The Need for A Holistic Prioritization Approach
To combat this doom-spiral, organizations must adopt a more sophisticated approach to application security, based on evidence-driven prioritization. This requires a shift from generic alert handling to a comprehensive model that covers code from design stages to runtime, and includes multiple elements:
Reachability: Is the vulnerable code used, and is it reachable?
Exploitability: Are the conditions for exploitation present in this environment?
Business Impact: Would a breach here cause real damage?
Cloud-to-Code Mapping: Where in the SDLC did this issue originate?
By implementing such a framework, organizations can effectively filter out the noise and focus their efforts on the small percentage of alerts that pose a genuine threat. This improves security effectiveness, frees up valuable resources, and enables more confident development practices.
OX Security is addressing this challenge with Code Projection, an evidence-based security technology that maps cloud and runtime elements back to code origin, enabling contextual understanding and dynamic risk prioritization.
Real-World Impact
The data tells a powerful story: By using evidence-based prioritization, the alarming average of 569,354 total alerts per organization can be reduced to 11,836, of which only 202 require immediate action.

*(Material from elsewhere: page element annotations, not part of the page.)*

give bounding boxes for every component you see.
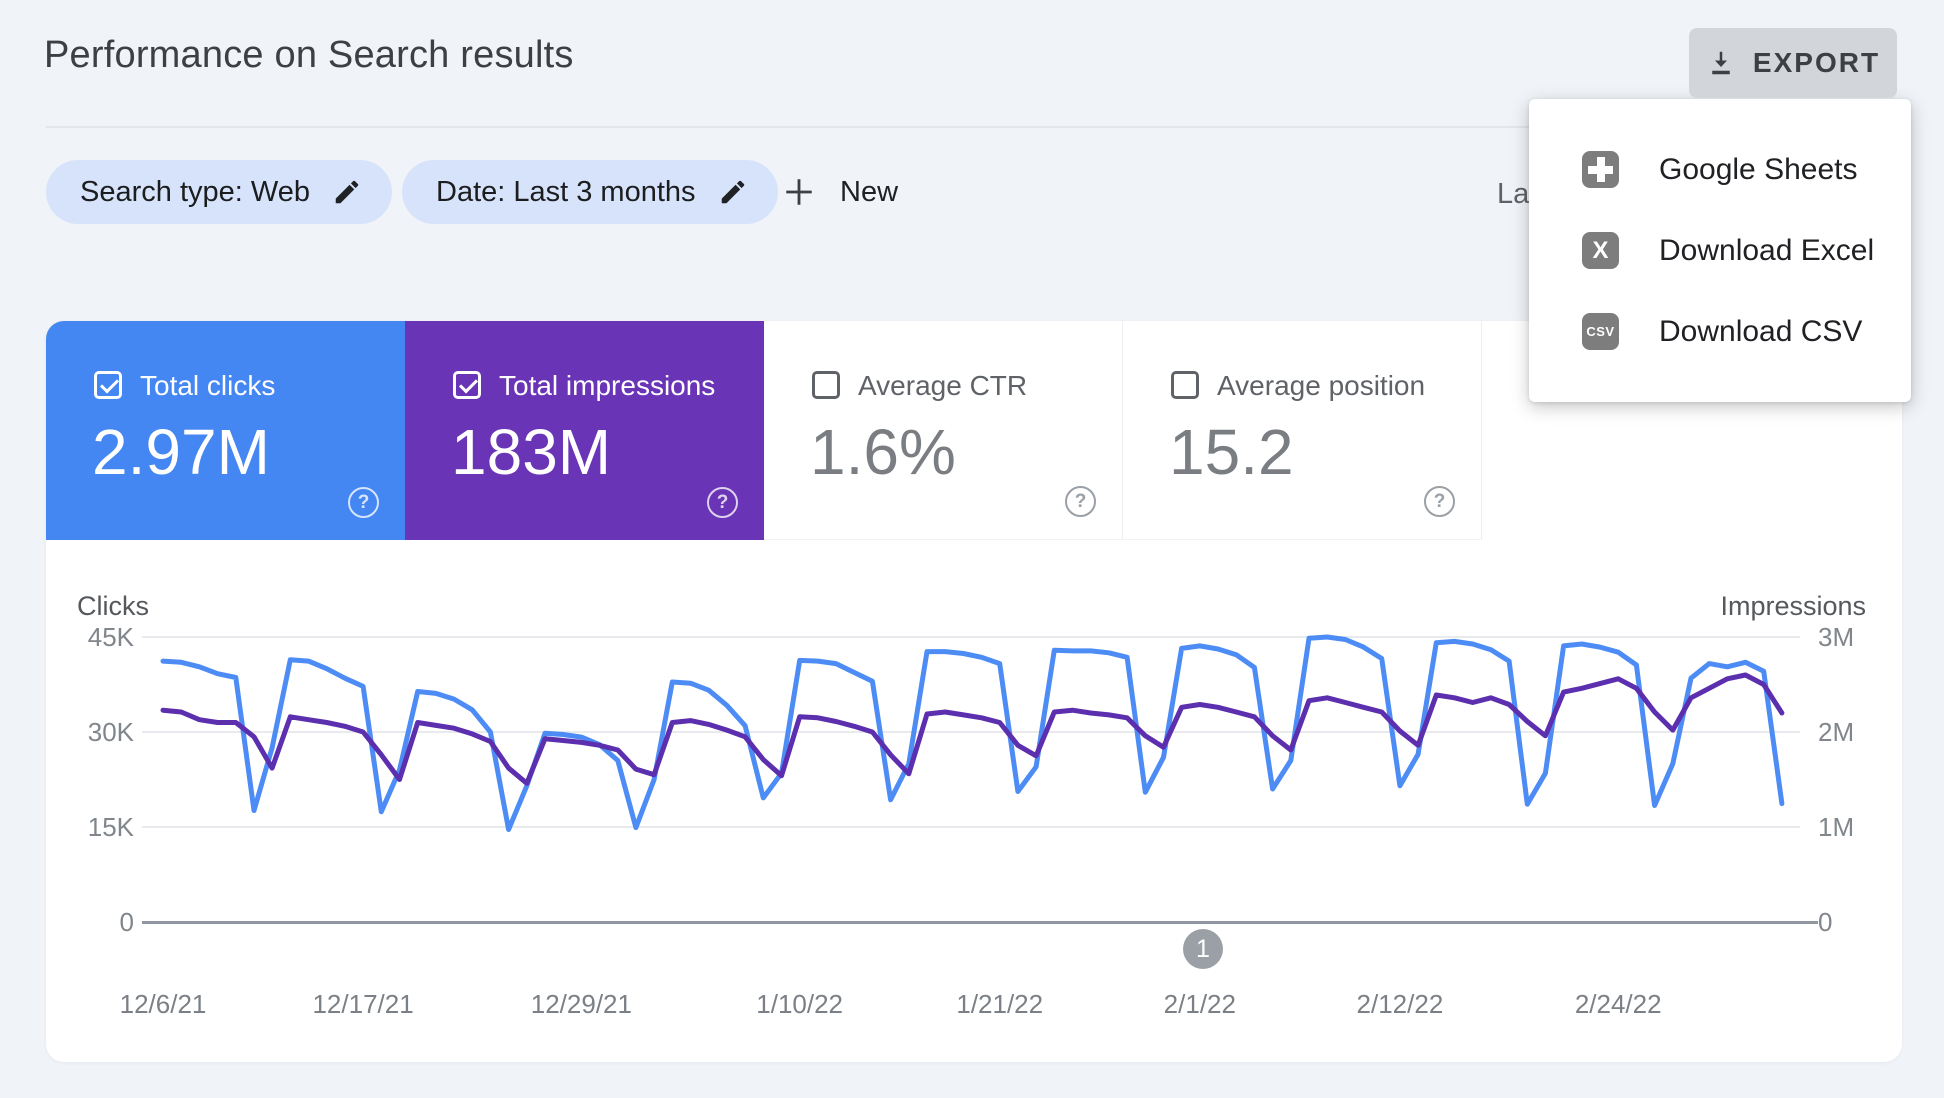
menu-item-label: Download CSV [1659, 314, 1863, 348]
csv-badge-icon: CSV [1582, 313, 1619, 350]
export-dropdown-menu: Google Sheets X Download Excel CSV Downl… [1529, 99, 1911, 402]
y-axis-tick-label: 0 [1818, 907, 1833, 937]
metric-label: Total impressions [499, 370, 716, 401]
sheets-cross-icon [1582, 151, 1619, 188]
x-axis-label: 12/17/21 [312, 989, 414, 1019]
x-axis-label: 1/10/22 [756, 989, 844, 1019]
metric-label: Total clicks [140, 370, 276, 401]
checkbox-unchecked-icon[interactable] [1171, 371, 1199, 399]
y-axis-tick-label: 1M [1818, 812, 1855, 842]
left-axis-title: Clicks [77, 591, 149, 621]
y-axis-tick-label: 2M [1818, 717, 1855, 747]
edit-pencil-icon[interactable] [332, 177, 362, 207]
metric-label: Average CTR [858, 370, 1028, 401]
performance-report-page: Performance on Search results Search typ… [0, 0, 1944, 1098]
metric-card-average-position[interactable]: Average position 15.2 ? [1123, 321, 1482, 540]
x-axis-label: 2/12/22 [1356, 989, 1444, 1019]
menu-item-label: Download Excel [1659, 233, 1875, 267]
checkbox-checked-icon[interactable] [94, 371, 122, 399]
metric-card-average-ctr[interactable]: Average CTR 1.6% ? [764, 321, 1123, 540]
pagination-page-badge[interactable]: 1 [1183, 929, 1223, 969]
x-axis-label: 2/1/22 [1163, 989, 1236, 1019]
help-question-icon[interactable]: ? [1065, 486, 1096, 517]
checkbox-unchecked-icon[interactable] [812, 371, 840, 399]
clicks-impressions-line-chart [160, 634, 1785, 832]
search-type-chip-label: Search type: Web [80, 175, 310, 208]
metric-value: 15.2 [1169, 416, 1294, 488]
new-filter-button[interactable]: New [782, 160, 898, 224]
export-button[interactable]: EXPORT [1689, 28, 1897, 98]
help-question-icon[interactable]: ? [1424, 486, 1455, 517]
performance-panel: Total clicks 2.97M ? Total impressions 1… [46, 321, 1902, 1062]
y-axis-tick-label: 0 [119, 907, 134, 937]
menu-item-download-excel[interactable]: X Download Excel [1529, 210, 1911, 291]
checkbox-checked-icon[interactable] [453, 371, 481, 399]
metric-value: 183M [451, 416, 612, 488]
x-axis-label: 12/29/21 [530, 989, 632, 1019]
search-type-chip[interactable]: Search type: Web [46, 160, 392, 224]
y-axis-tick-label: 3M [1818, 622, 1855, 652]
metric-card-total-impressions[interactable]: Total impressions 183M ? [405, 321, 764, 540]
metric-label: Average position [1217, 370, 1426, 401]
menu-item-google-sheets[interactable]: Google Sheets [1529, 129, 1911, 210]
x-axis-label: 2/24/22 [1574, 989, 1662, 1019]
metric-card-total-clicks[interactable]: Total clicks 2.97M ? [46, 321, 405, 540]
date-range-chip-label: Date: Last 3 months [436, 175, 696, 208]
menu-item-download-csv[interactable]: CSV Download CSV [1529, 291, 1911, 372]
menu-item-label: Google Sheets [1659, 152, 1858, 186]
y-axis-tick-label: 45K [87, 622, 134, 652]
metric-value: 2.97M [92, 416, 270, 488]
export-button-label: EXPORT [1752, 47, 1881, 78]
date-range-chip[interactable]: Date: Last 3 months [402, 160, 778, 224]
letter-x-icon: X [1582, 232, 1619, 269]
y-axis-tick-label: 30K [87, 717, 134, 747]
plus-icon [786, 179, 812, 205]
download-icon [1712, 51, 1730, 75]
x-axis-label: 1/21/22 [956, 989, 1044, 1019]
last-updated-text-truncated: La [1497, 178, 1530, 210]
page-title: Performance on Search results [44, 34, 574, 76]
new-filter-label: New [840, 175, 899, 208]
x-axis-label: 12/6/21 [119, 989, 207, 1019]
help-question-icon[interactable]: ? [707, 487, 738, 518]
y-axis-tick-label: 15K [87, 812, 134, 842]
edit-pencil-icon[interactable] [718, 177, 748, 207]
metric-value: 1.6% [810, 416, 956, 488]
help-question-icon[interactable]: ? [348, 487, 379, 518]
line-series-impressions [160, 672, 1785, 786]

Industry benchmarks reveal several key insights:
Consistent Noise Thresholds: Baseline noise levels remain remarkably similar across different environments, whether enterprise or commercial, regardless of industry.
Enterprise Security Complexity: Enterprise environments face significantly greater challenges due to their broader tool ecosystem, larger application footprint, higher volume of security events, more frequent incidents, and elevated overall risk exposure.
Financial Sector Vulnerability: Financial institutions experience distinctively higher alert volumes. Their processing of financial transactions and sensitive data makes them high-value targets. As the Verizon Data Breach Investigations Report indicates, 95% of attackers are motivated primarily by financial gain rather than espionage or other reasons. Financial institutions' proximity to monetary assets creates direct profit opportunities for attackers.
The findings have far-reaching implications. If less than 95% of application security fixes are critical to the organization, then all organizations invest enormous resources in triage, programming, and cybersecurity hours in vain. This waste extends to payments for bug-bounty programs, where white-hat hackers find vulnerabilities to fix, as well as the costs of complicated fixes for vulnerabilities that were not discovered early and reached production. The final significant cost is the tension created within organizations between development teams and security teams, who demand fixes for vulnerabilities that aren't relevant.
Detection failed, Prioritization is the Way Forward
As organizations face a projected 50,000 new vulnerabilities in 2025 alone, the stakes for effective security triage have never been higher. The old model of "detect everything, fix later" is not just outdated - it's dangerous.
OX Security's Report makes a compelling case: The future of application security lies not in addressing every possible vulnerability but in intelligently identifying and focusing on the issues that pose real risk.